En outre, la peine de mort, abolie dans le projet de Constitution, demeure en vigueur et les tribunaux continuent de prononcer des condamnations à mort.
Enfin, les député·e·s n’ont toujours pas promulgué le projet de loi sur la prévention et l’interdiction de la torture, en instance devant l’Assemblée nationale depuis l’an dernier.
Des mesures positives
Malgré la lenteur des progrès s’agissant de réformer les lois répressives, Amnesty International a salué la promulgation de la Loi sur l’accès à l’information le 1er juillet 2021, qui a pour but d’aider la population et les médias à avoir accès à l’information.
Autre point positif, la mise sur pied de la Commission nationale des droits humains à la faveur d’un texte de loi adopté par l’Assemblée nationale en 2017, qui a commencé à fonctionner en 2019.
Elle a le pouvoir de « recevoir et entendre les plaintes de la population concernant des violations des droits humains, de recommander des mesures correctives appropriées au gouvernement et rechercher des mesures correctives appropriées au nom des victimes ». Il est essentiel de garantir l’indépendance de cette commission et de lui allouer des ressources suffisantes afin qu’elle puisse poursuivre son travail avec efficacité et en toute impartialité.
« La création de la Commission nationale des droits humains illustre ce qui peut être fait.

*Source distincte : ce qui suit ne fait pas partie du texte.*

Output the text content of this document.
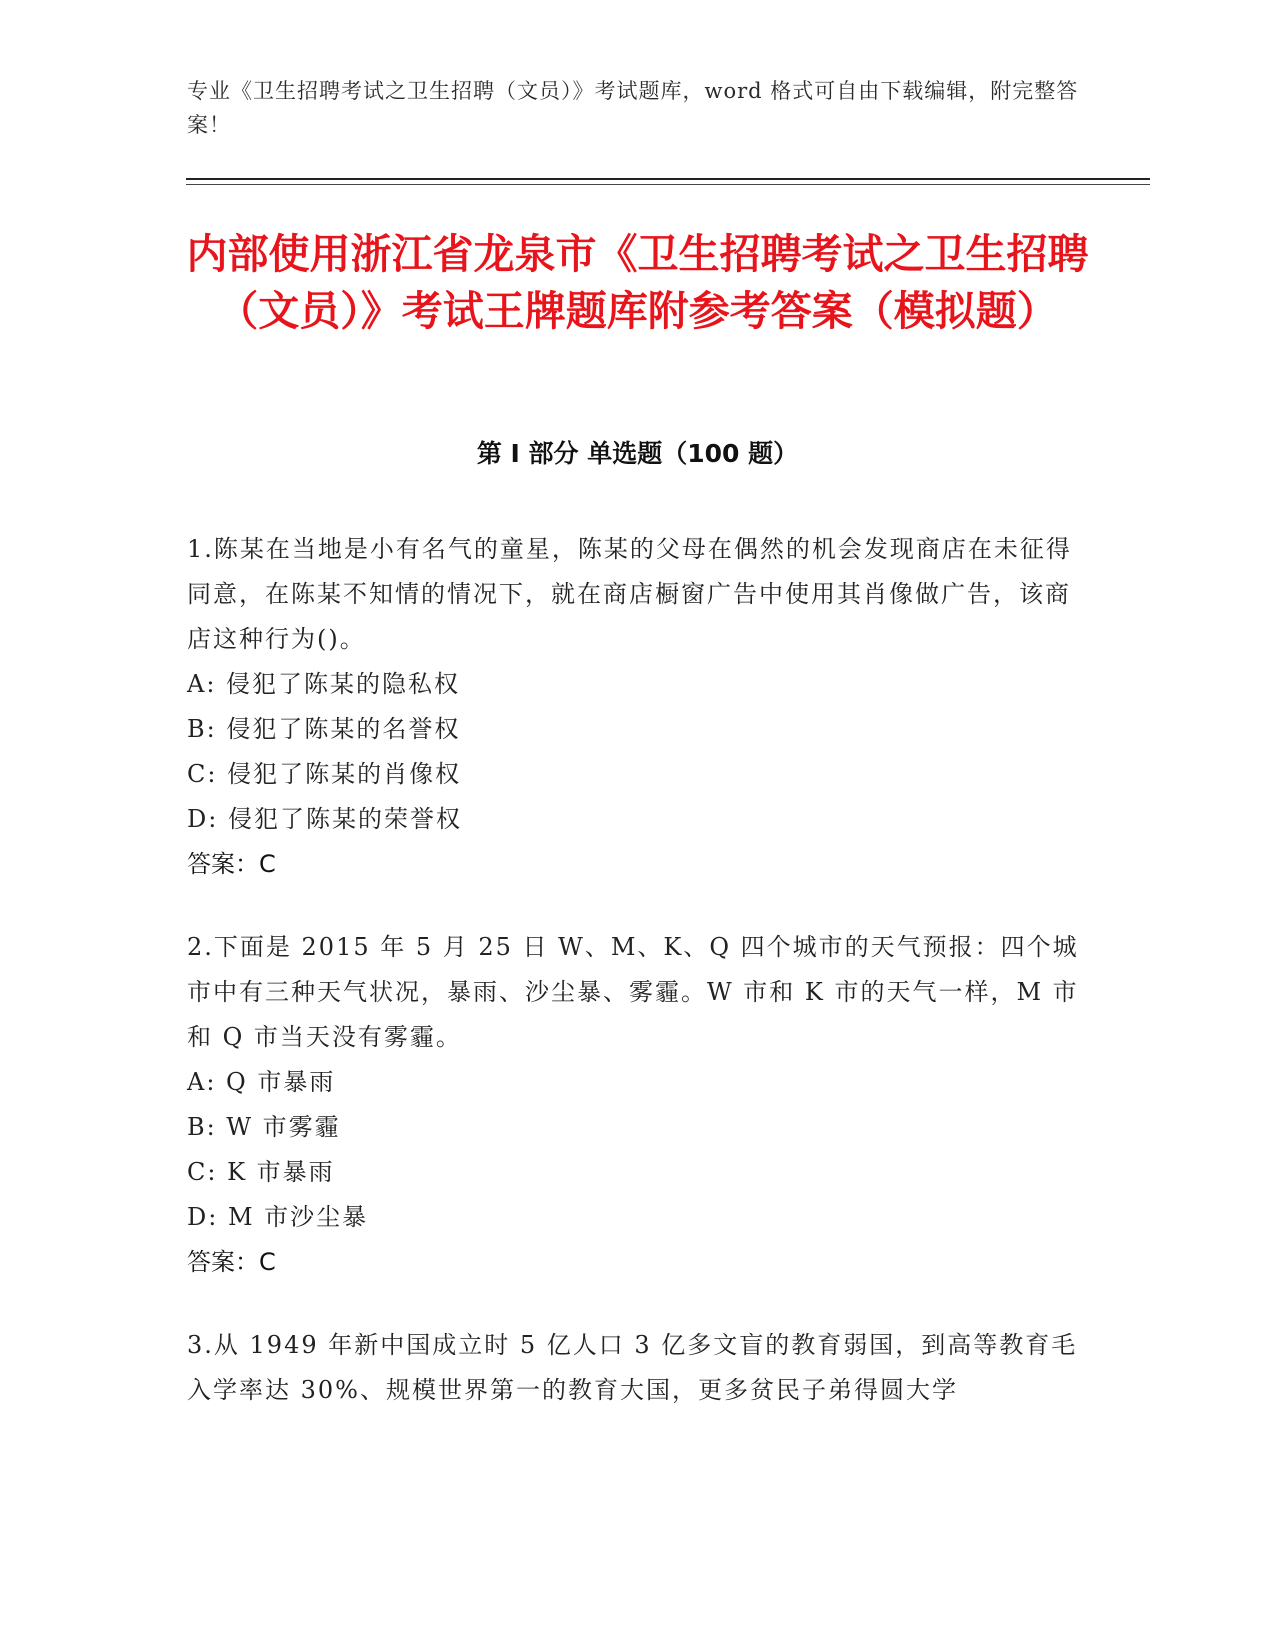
专业《卫生招聘考试之卫生招聘（文员）》考试题库，word 格式可自由下载编辑，附完整答案！
内部使用浙江省龙泉市《卫生招聘考试之卫生招聘（文员）》考试王牌题库附参考答案（模拟题）
第 I 部分 单选题（100 题）
1.陈某在当地是小有名气的童星，陈某的父母在偶然的机会发现商店在未征得同意，在陈某不知情的情况下，就在商店橱窗广告中使用其肖像做广告，该商店这种行为()。
A: 侵犯了陈某的隐私权
B: 侵犯了陈某的名誉权
C: 侵犯了陈某的肖像权
D: 侵犯了陈某的荣誉权
答案：C
2.下面是 2015 年 5 月 25 日 W、M、K、Q 四个城市的天气预报：四个城市中有三种天气状况，暴雨、沙尘暴、雾霾。W 市和 K 市的天气一样，M 市和 Q 市当天没有雾霾。
A: Q 市暴雨
B: W 市雾霾
C: K 市暴雨
D: M 市沙尘暴
答案：C
3.从 1949 年新中国成立时 5 亿人口 3 亿多文盲的教育弱国，到高等教育毛入学率达 30%、规模世界第一的教育大国，更多贫民子弟得圆大学
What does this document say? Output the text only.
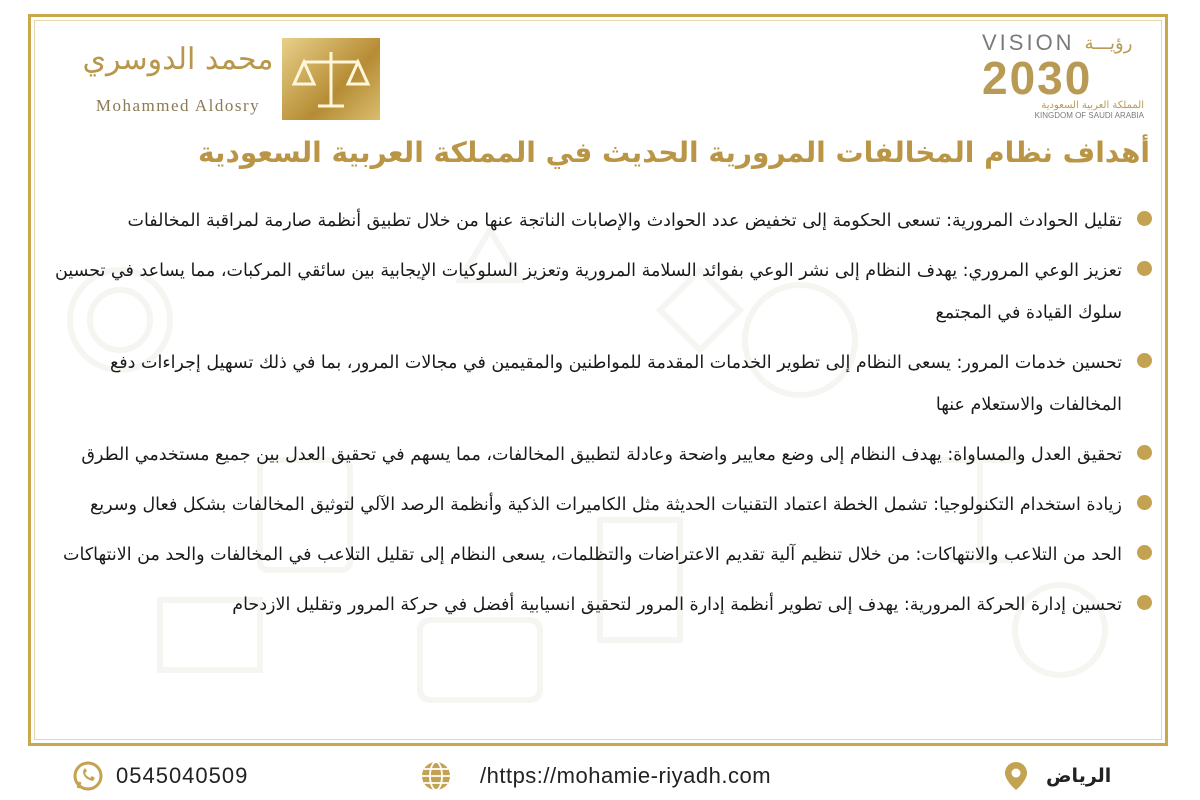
VISION رؤيـــة
2030
المملكة العربية السعودية
KINGDOM OF SAUDI ARABIA
محمد الدوسري
Mohammed Aldosry
أهداف نظام المخالفات المرورية الحديث في المملكة العربية السعودية
تقليل الحوادث المرورية: تسعى الحكومة إلى تخفيض عدد الحوادث والإصابات الناتجة عنها من خلال تطبيق أنظمة صارمة لمراقبة المخالفات
تعزيز الوعي المروري: يهدف النظام إلى نشر الوعي بفوائد السلامة المرورية وتعزيز السلوكيات الإيجابية بين سائقي المركبات، مما يساعد في تحسين سلوك القيادة في المجتمع
تحسين خدمات المرور: يسعى النظام إلى تطوير الخدمات المقدمة للمواطنين والمقيمين في مجالات المرور، بما في ذلك تسهيل إجراءات دفع المخالفات والاستعلام عنها
تحقيق العدل والمساواة: يهدف النظام إلى وضع معايير واضحة وعادلة لتطبيق المخالفات، مما يسهم في تحقيق العدل بين جميع مستخدمي الطرق
زيادة استخدام التكنولوجيا: تشمل الخطة اعتماد التقنيات الحديثة مثل الكاميرات الذكية وأنظمة الرصد الآلي لتوثيق المخالفات بشكل فعال وسريع
الحد من التلاعب والانتهاكات: من خلال تنظيم آلية تقديم الاعتراضات والتظلمات، يسعى النظام إلى تقليل التلاعب في المخالفات والحد من الانتهاكات
تحسين إدارة الحركة المرورية: يهدف إلى تطوير أنظمة إدارة المرور لتحقيق انسيابية أفضل في حركة المرور وتقليل الازدحام
0545040509	/https://mohamie-riyadh.com	الرياض
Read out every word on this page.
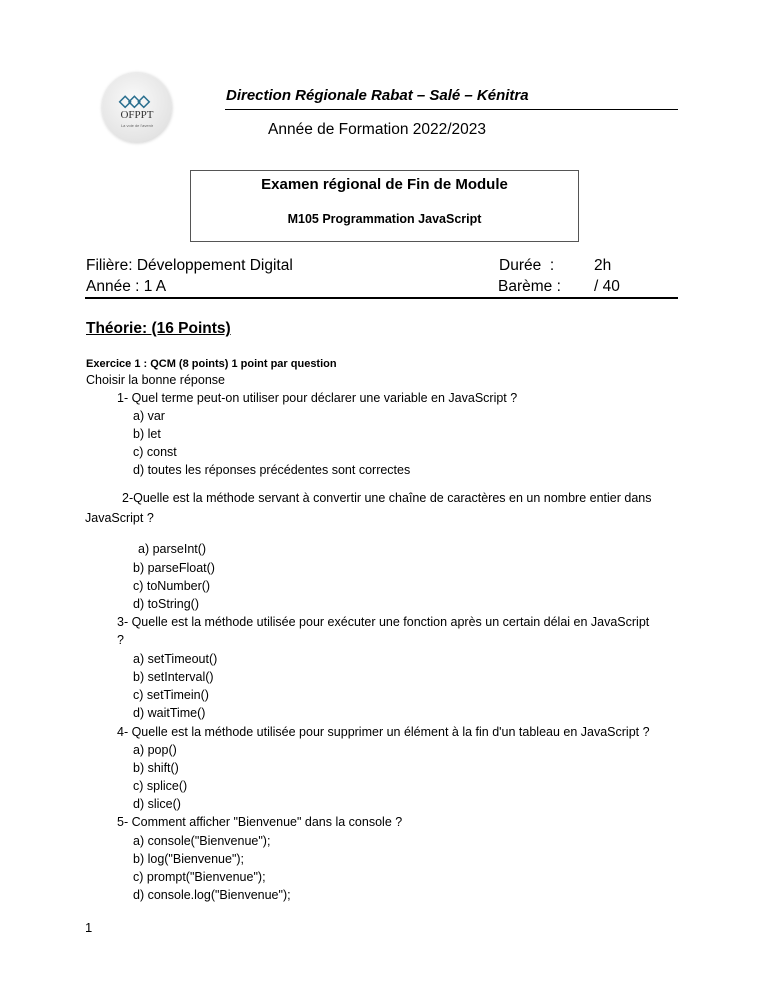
◇◇◇
OFPPT
La voie de l'avenir
Direction Régionale Rabat – Salé – Kénitra
Année de Formation 2022/2023
Examen régional de Fin de Module
M105 Programmation JavaScript
Filière: Développement Digital
Année : 1 A
Durée  :	2h
Barème : / 40
Théorie: (16 Points)
Exercice 1 : QCM (8 points) 1 point par question
Choisir la bonne réponse
1- Quel terme peut-on utiliser pour déclarer une variable en JavaScript ?
a) var
b) let
c) const
d) toutes les réponses précédentes sont correctes
2-Quelle est la méthode servant à convertir une chaîne de caractères en un nombre entier dans
JavaScript ?
a) parseInt()
b) parseFloat()
c) toNumber()
d) toString()
3- Quelle est la méthode utilisée pour exécuter une fonction après un certain délai en JavaScript
?
a) setTimeout()
b) setInterval()
c) setTimein()
d) waitTime()
4- Quelle est la méthode utilisée pour supprimer un élément à la fin d'un tableau en JavaScript ?
a) pop()
b) shift()
c) splice()
d) slice()
5- Comment afficher "Bienvenue" dans la console ?
a) console("Bienvenue");
b) log("Bienvenue");
c) prompt("Bienvenue");
d) console.log("Bienvenue");
1
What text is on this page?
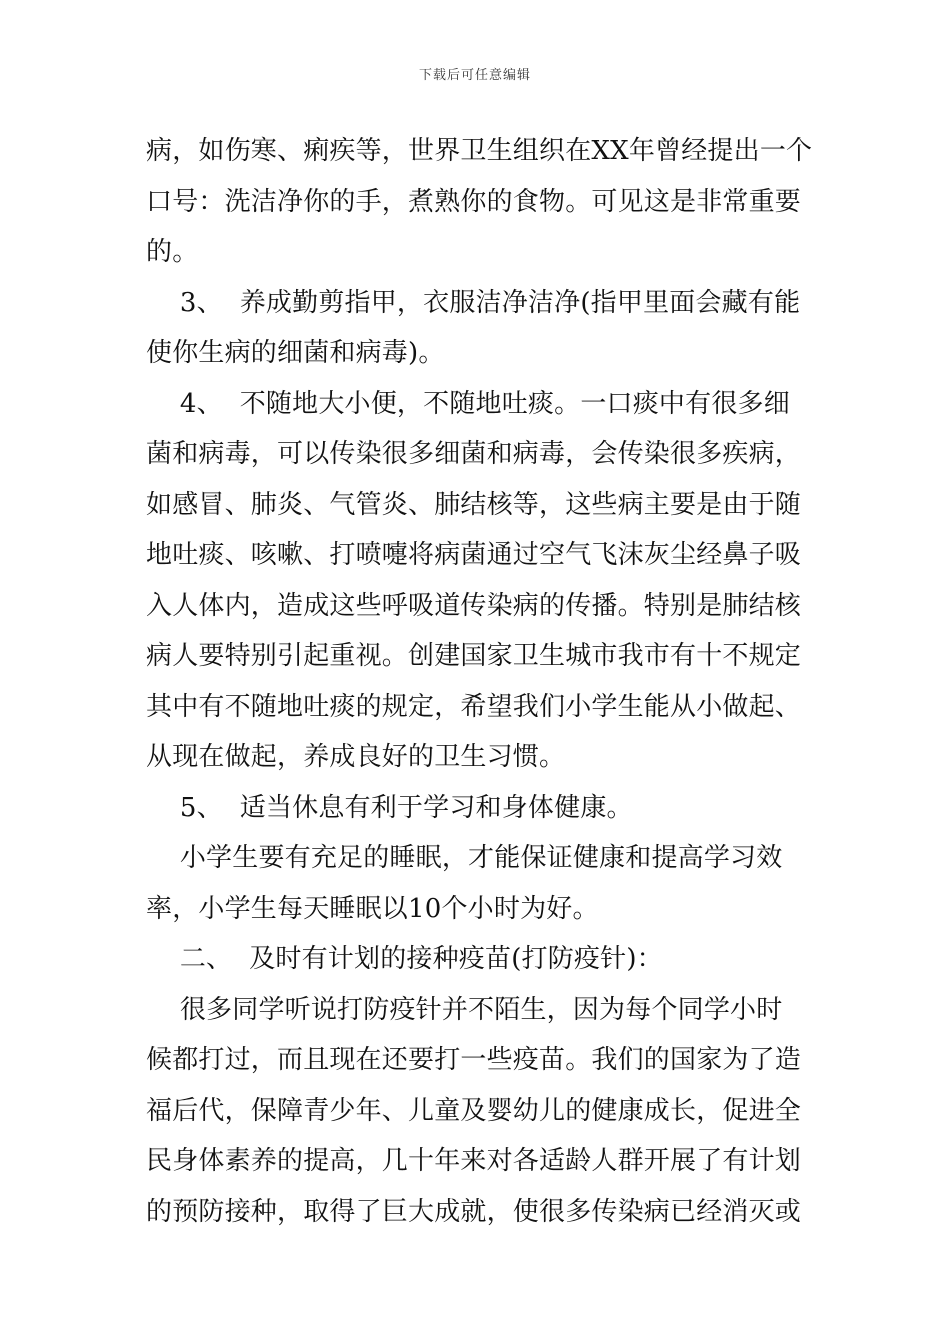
下载后可任意编辑
病，如伤寒、痢疾等，世界卫生组织在XX年曾经提出一个
口号：洗洁净你的手，煮熟你的食物。可见这是非常重要
的。
3、  养成勤剪指甲，衣服洁净洁净(指甲里面会藏有能
使你生病的细菌和病毒)。
4、  不随地大小便，不随地吐痰。一口痰中有很多细
菌和病毒，可以传染很多细菌和病毒，会传染很多疾病，
如感冒、肺炎、气管炎、肺结核等，这些病主要是由于随
地吐痰、咳嗽、打喷嚏将病菌通过空气飞沫灰尘经鼻子吸
入人体内，造成这些呼吸道传染病的传播。特别是肺结核
病人要特别引起重视。创建国家卫生城市我市有十不规定
其中有不随地吐痰的规定，希望我们小学生能从小做起、
从现在做起，养成良好的卫生习惯。
5、  适当休息有利于学习和身体健康。
小学生要有充足的睡眠，才能保证健康和提高学习效
率，小学生每天睡眠以10个小时为好。
二、  及时有计划的接种疫苗(打防疫针)：
很多同学听说打防疫针并不陌生，因为每个同学小时
候都打过，而且现在还要打一些疫苗。我们的国家为了造
福后代，保障青少年、儿童及婴幼儿的健康成长，促进全
民身体素养的提高，几十年来对各适龄人群开展了有计划
的预防接种，取得了巨大成就，使很多传染病已经消灭或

Il n’est plus possible de faire patienter les Gambiennes et les Gambiens qui attendent depuis si longtemps un recours lorsque leurs droits sont bafoués », a déclaré Michèle Eken.
Amnesty International demande que les auteurs présumés de violations des droits humains soient poursuivis, d’autant que la société civile s’inquiète de voir que des membres du régime du président Yahya Jammeh qui ont reconnu leurs crimes devant la Commission vérité, réconciliation et réparation (TRRC) occupent toujours des postes au sein des forces de sécurité.
« La mise sur pied de la Commission vérité, réconciliation et réparation fut une première étape cruciale dans la lutte contre l’impunité. Mais pour qu’elle soit considérée comme une réussite, il faut que le gouvernement mette effectivement en œuvre ses recommandations », a déclaré Michèle Eken.